But the story of the owl man had my attention for the present. He had worn the bird on his wrist, ‘like a watch’, and when asked what he was about had said the owl was his companion, and went everywhere with him.
‘I told him it was against the by-laws,’ Scholes was saying, at which Flower, who had the Police Manual on his knee, gave chapter and verse: ‘It’s against company by-law number eleven.’
‘Exactly,’ said Scholes. ‘So the bloke… Which number did you say again?’
‘Eleven,’ said Flower. ‘No wait, that’s “Entering or Leaving a Train in Motion”.’ He turned the pages of the book. ‘Here we are: by-law fourteen. “Carriage of Animals in… a Carriage.” Let’s see what he would have been liable for.’

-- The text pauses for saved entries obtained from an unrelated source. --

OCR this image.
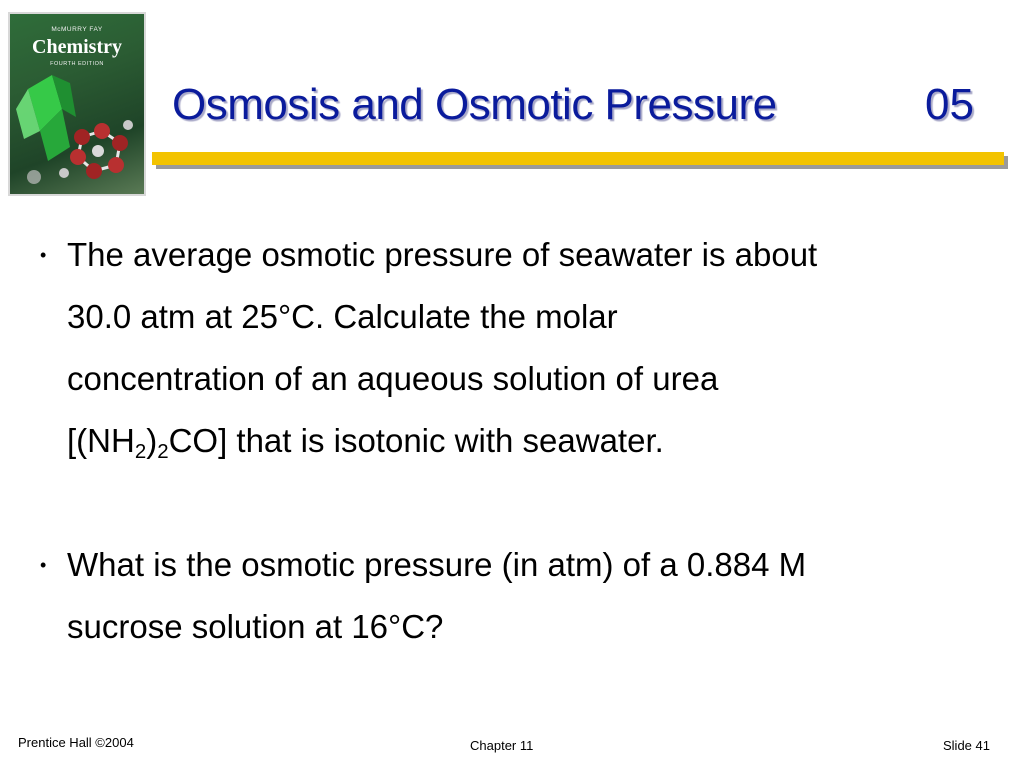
McMURRY FAY
Chemistry
FOURTH EDITION
Osmosis and Osmotic Pressure	05
• The average osmotic pressure of seawater is about
30.0 atm at 25°C. Calculate the molar
concentration of an aqueous solution of urea
$[(NH_2)_2CO]$ that is isotonic with seawater.
• What is the osmotic pressure (in atm) of a 0.884 M
sucrose solution at 16°C?
Prentice Hall ©2004	Chapter 11	Slide 41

‘It makes no odds, since I don’t have his name and address,’ said Scholes.
‘Forty shillings maximum for a first offence,’ said Flower, ignoring Scholes, ‘or five pounds if he’s done it before.’
‘I never took his name,’ Scholes repeated. ‘I said to him, “You’ll get off at York, and you’ll walk quickly out of the station and you’ll not come back with that thing.” He said, “Will I now?” I said, “Yes, you flipping well will.” He said “Well how do you expect the owl to get back to Leeds?”’
‘It could fly,’ Flower put in. ‘It was a bird, after all.’
‘It was attached to his wrist by a leather strap.’
‘And what happened then?’ asked Flower.
‘He got off the train and went through the ticket gate.’
The interesting part of their conversation was over, so I looked up from the cards and said, ‘Where’s the Chief?’ at which Scholes climbed off the desk. (The word ‘Chief’ was enough to make him do it.)
‘Old station, I think,’ said Flower.
The old station, which was across the way from the new one, had been taken over by the military, and the Chief was very thick with that lot. I looked down at the papers relating to Read. Without paying attention to the detail of the case (he seldom did that) the Chief had expressed surprise that I’d arrested a bloke on this charge. ‘I’ve never run a fellow in for indecent exposure,’ he’d told me, seeming to take a pride in the fact, and the Police Manual did urge that the greatest care be taken in such cases, since ‘the charges are sometimes made by nervous or hysterical females on the most slender evidence’.